Takeo Doi, a psychoanalayst who wrote that the Japanese psyche thrived on a love-hungry dependence on authority figures, has died, his family said. He was 89.
Doi, who died in his Tokyo home on Sunday from illnesses related to old age, wrote the 1971 book, The Anatomy of Dependence, which introduced the idea of amae — a childlike desire for indulgence — as key to understanding the Japanese mind.
Doi’s work was a hit in Japan and has been widely studied abroad in translation. Ezra Vogel, social sciences professor emeritus at Harvard University, has praised Doi’s work as “the first book by a Japanese trained in psychiatry to have an impact on Western psychiatric thinking.”
Doi argued that amae, while also observed by other nationalities, was more pronounced and elaborate among Japanese, and was key in defining social relationships everywhere, including at the office, at schools and in marriages.
His work stemmed from what he called his “culture shock” when he went to study in the US in the 1950s and saw the difference between how Americans and Japanese act, including his patients. He was struck by how there was no precise way to translate ***amae into English, although the behavior was common in puppies and human babies.
“I set about using my idea that amae might be vitally important in understanding the Japanese mentality,” Doi wrote in his book. “I soon became convinced that it provided a clue to all kinds of things that had hitherto been obscure.”

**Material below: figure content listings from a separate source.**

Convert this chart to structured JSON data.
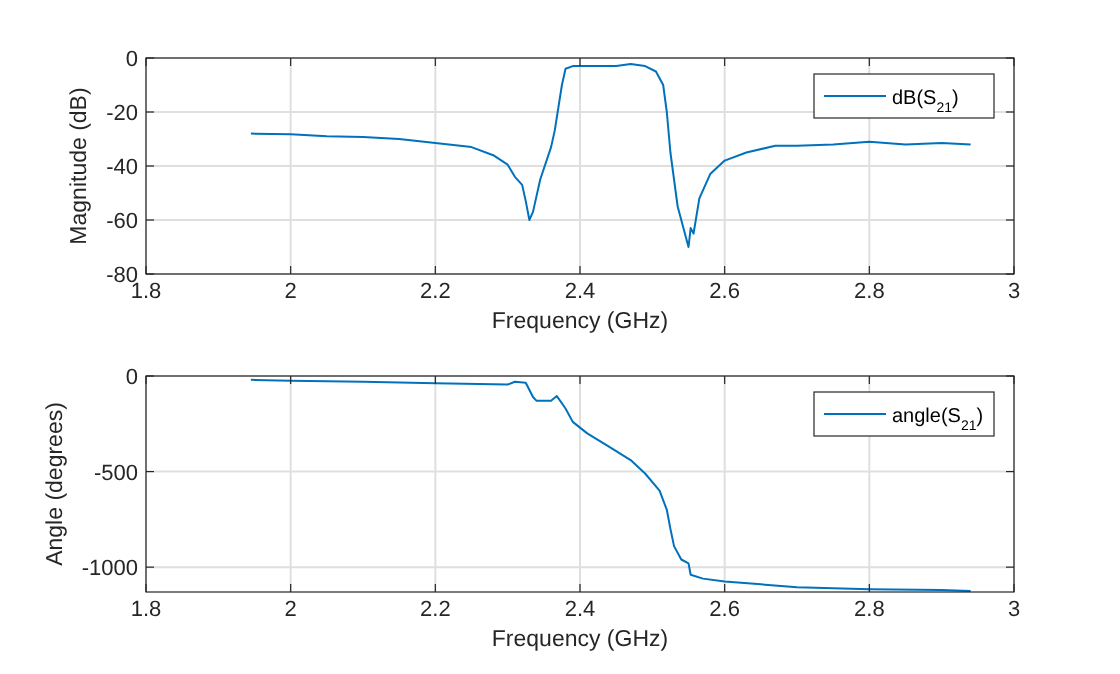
{
  "chart_data": [
    {
      "type": "line",
      "xlabel": "Frequency (GHz)",
      "ylabel": "Magnitude (dB)",
      "xlim": [
        1.8,
        3
      ],
      "xticks": [
        1.8,
        2,
        2.2,
        2.4,
        2.6,
        2.8,
        3
      ],
      "ylim": [
        -80,
        0
      ],
      "yticks": [
        -80,
        -60,
        -40,
        -20,
        0
      ],
      "grid": true,
      "legend": "top right",
      "series": [
        {
          "name": "dB(S$_{21}$)",
          "color": "#0072bd",
          "x": [
            1.945,
            2.0,
            2.05,
            2.1,
            2.15,
            2.2,
            2.25,
            2.28,
            2.3,
            2.31,
            2.32,
            2.325,
            2.33,
            2.335,
            2.345,
            2.36,
            2.365,
            2.375,
            2.38,
            2.39,
            2.42,
            2.45,
            2.47,
            2.49,
            2.505,
            2.515,
            2.52,
            2.525,
            2.535,
            2.545,
            2.55,
            2.553,
            2.557,
            2.565,
            2.58,
            2.6,
            2.63,
            2.67,
            2.7,
            2.75,
            2.8,
            2.85,
            2.9,
            2.94
          ],
          "values": [
            -28,
            -28.2,
            -29,
            -29.3,
            -30,
            -31.5,
            -33,
            -36,
            -39.5,
            -44,
            -47,
            -53,
            -60,
            -57,
            -45,
            -33,
            -27,
            -10,
            -4,
            -3,
            -3,
            -3,
            -2.2,
            -3,
            -5,
            -10,
            -20,
            -35,
            -55,
            -65,
            -70,
            -63,
            -65,
            -52,
            -43,
            -38,
            -35,
            -32.5,
            -32.5,
            -32,
            -31,
            -32,
            -31.5,
            -32
          ]
        }
      ]
    },
    {
      "type": "line",
      "xlabel": "Frequency (GHz)",
      "ylabel": "Angle (degrees)",
      "xlim": [
        1.8,
        3
      ],
      "xticks": [
        1.8,
        2,
        2.2,
        2.4,
        2.6,
        2.8,
        3
      ],
      "ylim": [
        -1130,
        0
      ],
      "yticks": [
        -1000,
        -500,
        0
      ],
      "grid": true,
      "legend": "top right",
      "series": [
        {
          "name": "angle(S$_{21}$)",
          "color": "#0072bd",
          "x": [
            1.945,
            2.0,
            2.1,
            2.2,
            2.3,
            2.31,
            2.325,
            2.335,
            2.34,
            2.36,
            2.368,
            2.38,
            2.39,
            2.41,
            2.44,
            2.47,
            2.49,
            2.51,
            2.52,
            2.525,
            2.53,
            2.54,
            2.55,
            2.553,
            2.57,
            2.6,
            2.65,
            2.7,
            2.8,
            2.9,
            2.94
          ],
          "values": [
            -20,
            -25,
            -30,
            -38,
            -45,
            -30,
            -35,
            -110,
            -130,
            -130,
            -105,
            -170,
            -240,
            -300,
            -370,
            -440,
            -510,
            -600,
            -700,
            -800,
            -890,
            -960,
            -980,
            -1040,
            -1060,
            -1075,
            -1090,
            -1105,
            -1115,
            -1120,
            -1125
          ]
        }
      ]
    }
  ]
}
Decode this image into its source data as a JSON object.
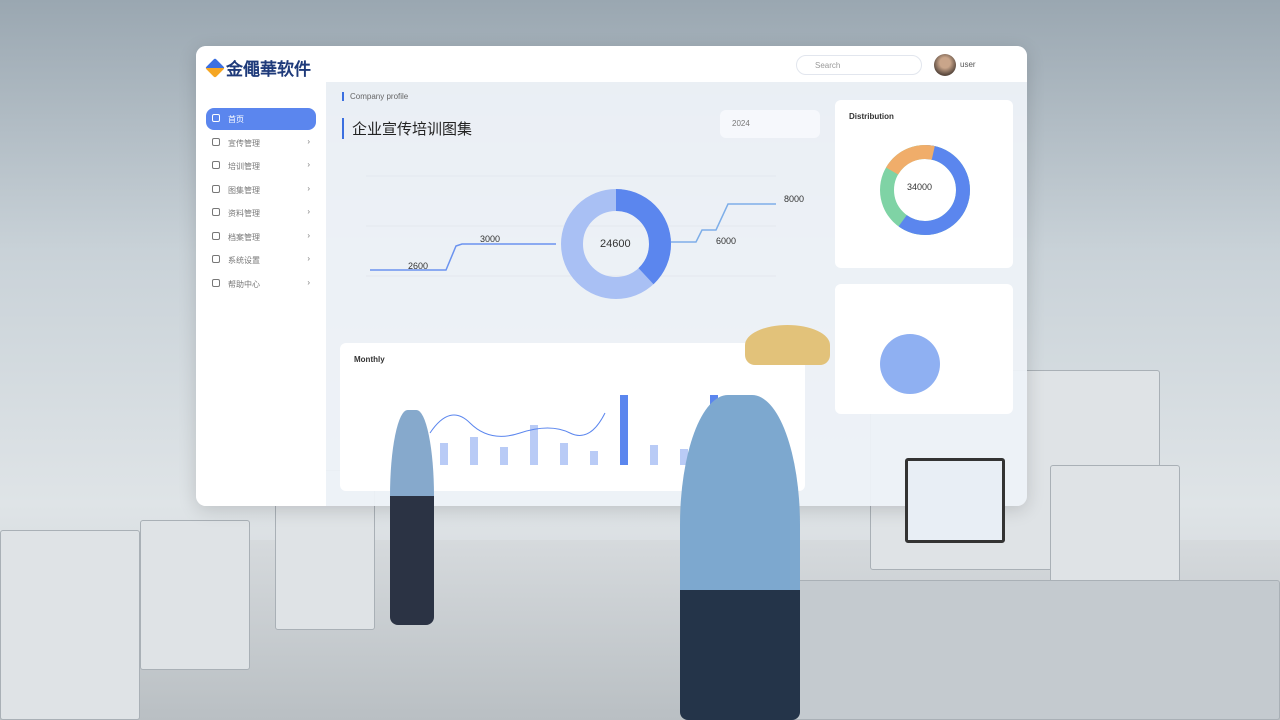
{
  "app": {
    "logo_text": "金僶華软件",
    "search_placeholder": "Search",
    "user_name": "user"
  },
  "sidebar": {
    "items": [
      {
        "label": "首页",
        "active": true
      },
      {
        "label": "宣传管理"
      },
      {
        "label": "培训管理"
      },
      {
        "label": "图集管理"
      },
      {
        "label": "资料管理"
      },
      {
        "label": "档案管理"
      },
      {
        "label": "系统设置"
      },
      {
        "label": "帮助中心"
      }
    ]
  },
  "main": {
    "breadcrumb": "Company profile",
    "title": "企业宣传培训图集",
    "toolbar_label": "2024"
  },
  "center_chart": {
    "center_value": "24600",
    "labels": [
      {
        "value": "2600"
      },
      {
        "value": "3000"
      },
      {
        "value": "6000"
      },
      {
        "value": "8000"
      }
    ]
  },
  "right_card": {
    "title": "Distribution",
    "center_value": "34000"
  },
  "bottom_card": {
    "title": "Monthly"
  },
  "colors": {
    "accent": "#5b86ee",
    "orange": "#f0ad6a",
    "green": "#7fd3a5",
    "light_blue": "#a9c0f4"
  }
}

Doi used amae as a starting point for explaining other common Japanese traits, such as self-effacement and the widespread perception of a duality between appearances and a hidden internal reality.
Doi taught at the International Christian University in Tokyo between 1980-1982, and he also counseled students and faculty members. Before that, he was a professor at his alma mater, the University of Tokyo’s Faculty of Medicine, from 1971 to 1980.
He was working as a special adviser to the PHP Research Institute up to his death, the private think-tank said.
Funeral services are for just the family, and details of a separate memorial service have yet to be decided, said Megumi Doi, his daughter. Doi is survived by his wife, two sons and two daughters, she said.